One of the most confusing metrics in Google Analytics is the “Bounce Rate.”
The bounce rate is a metric that measures the percentage of visitors who land on a webpage and then leave the site without interacting with it further. A bounce is essentially a single-page session on your website where the user does not engage with any other pages or elements on your site before exiting.
Aptly, Google defines Bounce Rate as:
The percentage of single-page sessions (i.e. sessions in which the person left your site from the entrance page without interacting with the page).
So if you’ve navigated to this blog post for the first time ever, you’re considered as a new “user” who has started a new “session” on my website, and Google Analytics started tracking you the millisecond this page loaded. Yet, if you close this tab right now, Google Analytics would calculate your visit as a bounce.
What is the calculation for a Bounce Rate?
Let’s say you really like my blog post and you want to get to know me better – if you navigate to any another webpage (say, my about me page) then Google Analytics will turn your bounce into a visiting session. Therefore, the bounce rate is the number of people who’ve interacted with your webpage for the first time divided by the number of those who’ve interacted with webpage.
Bounce Rate = (Number of Bounces) / (Total Number of Sessions) * 100%
This is the very basic understanding of what a Bounce Rate actually is, however, I want to highlight the word “interacting” in Google’s description. There are actually two different types of interactions a visiting user can perform: an on-page interaction and a off-page interaction.
Differences between On-Page interactions and Off-Page interactions
A high bounce rate can indicate that visitors are not finding what they expected or that your website’s landing page is not engaging enough. However, it’s important to note that a high bounce rate is not always a bad thing. It depends on the type of website and its goals. For example, a blog might have a high bounce rate because readers come to read a single article and then leave, which is perfectly normal.
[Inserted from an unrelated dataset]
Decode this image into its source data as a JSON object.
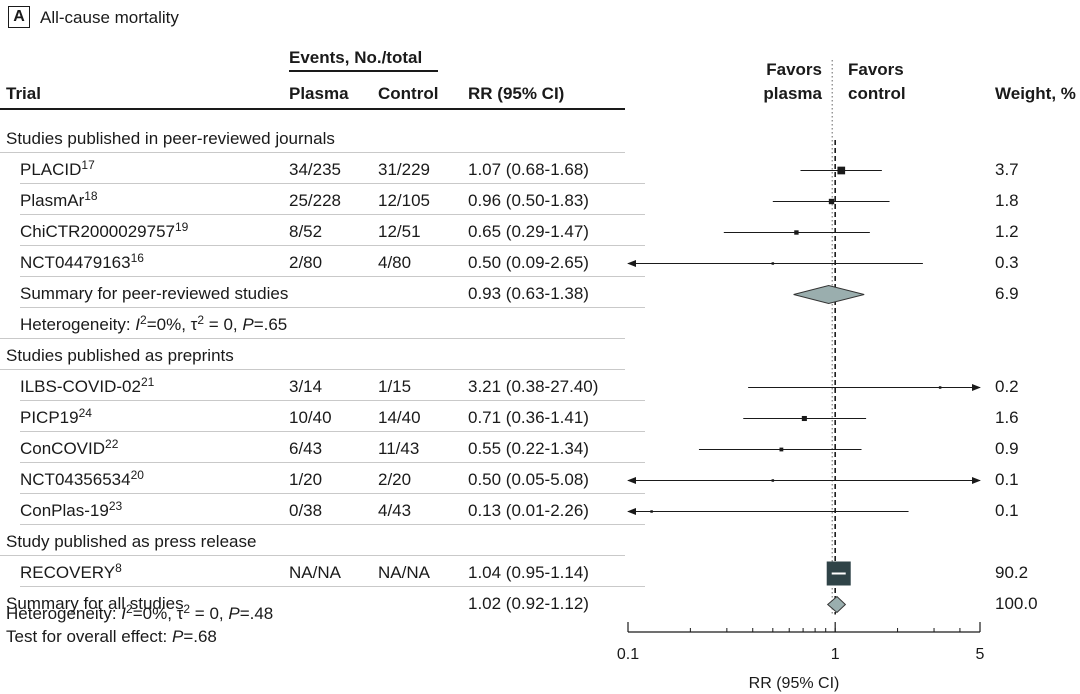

On the other hand, an e-commerce site might want a lower bounce rate because they want visitors to browse and make purchases.
Let’s say that if you’ve read this far without closing my webpage, then you’ve just performed an off-page interaction; you’ve read the majority of my blog post without clicking on, or navigating to, anything on my website.
Google Analytics only tracks this very session as an “on-page” interaction if you actually navigated away from this page. Therefore, in order to track a user’s reading progress, you need to track off-page interactions as on-page interactions using Google Analytics’ “Events” function, typically through a tool like Google Tag Manager.
Understanding your bounce rate can help you identify potential issues with your website’s design, content, or user experience and make improvements to engage visitors more effectively. It’s important to consider bounce rate in the context of your specific website’s goals and objectives.